Interesting that heavy unremitting rains were one of the trigger events that brought on famines and the plague in Europe in the early 1300’s
http://www.historyteacher.net/APEuroCourse/Readings-Open/reading-TheBigChill.pdf
Larry
I remember a very hot dry summer in 1956-57 (I was in grade school) here in Colorado we had hordes of grasshoppers as well. All the plants had a ragged look because the hoppers were eating everything in sight. In fact I spent much of that summer with my BB gun shooting grass hoppers off the weeds as target practice. It is etched into my mind because when walking through the fields to get to school that fall, a steady tidal wave of jumping grasshoppers would proceed you as you walked, like a bow wave on a boat. Then one morning as I walked through that weed field that I used as a short cut to school, there were no grasshoppers (alive) but the ground was carpeted with hundreds and hundreds of them stone dead. Apparently they had sprayed the field the day before.

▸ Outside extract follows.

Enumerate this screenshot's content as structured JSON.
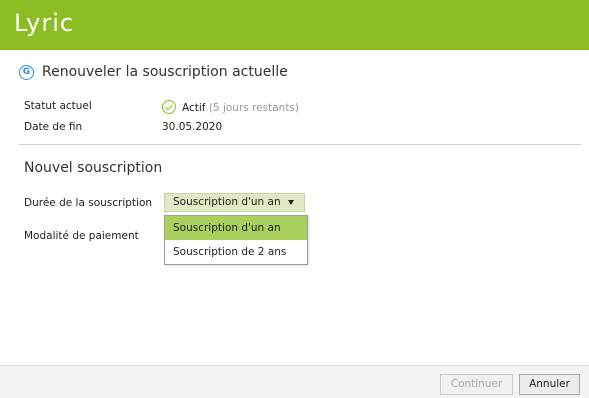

It was a hot dry summer but not all that unusual, we have had similar droughts since where annual rainfall here in Denver fell to single digit inches for the entire year, and time passed between rain storms were measured in weeks and sometimes months.
You can see those dry years in this image:
http://www1.ncdc.noaa.gov/pub/data/cmb/sotc/drought/2012/11/Reg005Dv00Elem01_01112012_pg.gif
(source : http://www.ncdc.noaa.gov/sotc/drought/ )
Many web sources mention (with great alarm) that 2012 is the worst drought in 800 years — well Duh then it is not unprecedented is it? Similar droughts occurred long before global warming was an issue for discussion.